We have a new process in the operating room.
It is a hepa filter that is very powerful.
It will be used next to the patient’s head during aerolizating procedures such as intubation and extubation.
IT IS VERY LOUD.
AND NEXT TO THE PATIENT’S HEAD AS THEY ARE EMERGING FROM ANESTHESIA.
It is to be used on all patients who do not have a covid test prior to surgery.
Um, that’s like 80% of the evening patients.
We are still to use N-95 masks.
On the evening shift we’ve been doing this for nearly seven months.
In the beginning none of our patient’s were tested. Everyone was thought to be a person of interest or potentially infected and treated accordingly.
The number has slowly gotten better over time with access to testing and testing prior to elective surgery becoming more common.
However, no one know when they are coming to the hospital to get emergency or urgent surgery.
And the pre-op tests are for 96 hours before surgery.
Again, not an evening shift type of thing.

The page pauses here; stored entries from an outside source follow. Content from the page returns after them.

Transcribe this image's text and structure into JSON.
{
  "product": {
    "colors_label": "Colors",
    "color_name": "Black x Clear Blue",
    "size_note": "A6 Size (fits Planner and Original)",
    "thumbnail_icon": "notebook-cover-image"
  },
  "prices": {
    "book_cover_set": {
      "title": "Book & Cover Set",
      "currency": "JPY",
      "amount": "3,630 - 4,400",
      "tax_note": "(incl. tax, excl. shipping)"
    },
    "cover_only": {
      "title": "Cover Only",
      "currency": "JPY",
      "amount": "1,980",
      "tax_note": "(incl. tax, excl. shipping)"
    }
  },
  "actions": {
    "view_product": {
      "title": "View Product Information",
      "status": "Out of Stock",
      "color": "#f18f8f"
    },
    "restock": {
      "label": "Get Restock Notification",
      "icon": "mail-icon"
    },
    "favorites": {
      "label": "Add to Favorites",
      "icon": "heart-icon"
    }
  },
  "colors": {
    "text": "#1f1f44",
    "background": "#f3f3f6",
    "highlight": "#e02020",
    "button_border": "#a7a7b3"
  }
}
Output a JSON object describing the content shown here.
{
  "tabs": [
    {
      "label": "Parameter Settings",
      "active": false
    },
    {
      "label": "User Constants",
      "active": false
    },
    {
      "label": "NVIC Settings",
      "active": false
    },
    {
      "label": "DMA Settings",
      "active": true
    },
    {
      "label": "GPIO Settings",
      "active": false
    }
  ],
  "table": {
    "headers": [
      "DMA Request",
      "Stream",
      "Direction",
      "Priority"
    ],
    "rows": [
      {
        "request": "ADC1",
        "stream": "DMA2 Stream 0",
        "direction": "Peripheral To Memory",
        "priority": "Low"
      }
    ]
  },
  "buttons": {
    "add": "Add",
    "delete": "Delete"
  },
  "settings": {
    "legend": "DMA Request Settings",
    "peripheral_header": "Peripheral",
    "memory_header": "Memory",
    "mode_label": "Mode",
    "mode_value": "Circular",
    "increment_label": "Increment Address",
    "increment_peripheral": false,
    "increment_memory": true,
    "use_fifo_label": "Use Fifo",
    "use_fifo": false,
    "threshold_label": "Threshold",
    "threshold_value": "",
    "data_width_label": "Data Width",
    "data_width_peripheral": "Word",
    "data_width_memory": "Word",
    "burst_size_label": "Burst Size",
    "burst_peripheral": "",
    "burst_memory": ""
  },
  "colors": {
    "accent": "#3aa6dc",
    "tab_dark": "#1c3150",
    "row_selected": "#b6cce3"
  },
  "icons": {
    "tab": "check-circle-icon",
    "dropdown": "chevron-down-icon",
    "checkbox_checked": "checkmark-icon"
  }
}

But apparently this new hepa filter is.
My theory, which I will propose as a PICOT if I have to, is that the loud hepa filter next to their head, as they are waking up from anesthesia, will activate their flight or flight instincts. Leading patients either to try to get away or try to fight us off.
Either way they will be struggling or fighting the staff.
When they wake up.
Because IT IS VERY LOUD!
I have seen this with my own eyes.
I have held down a waking patient up as they panicked.
So, I propose a study.
Now to get the research council’s backing.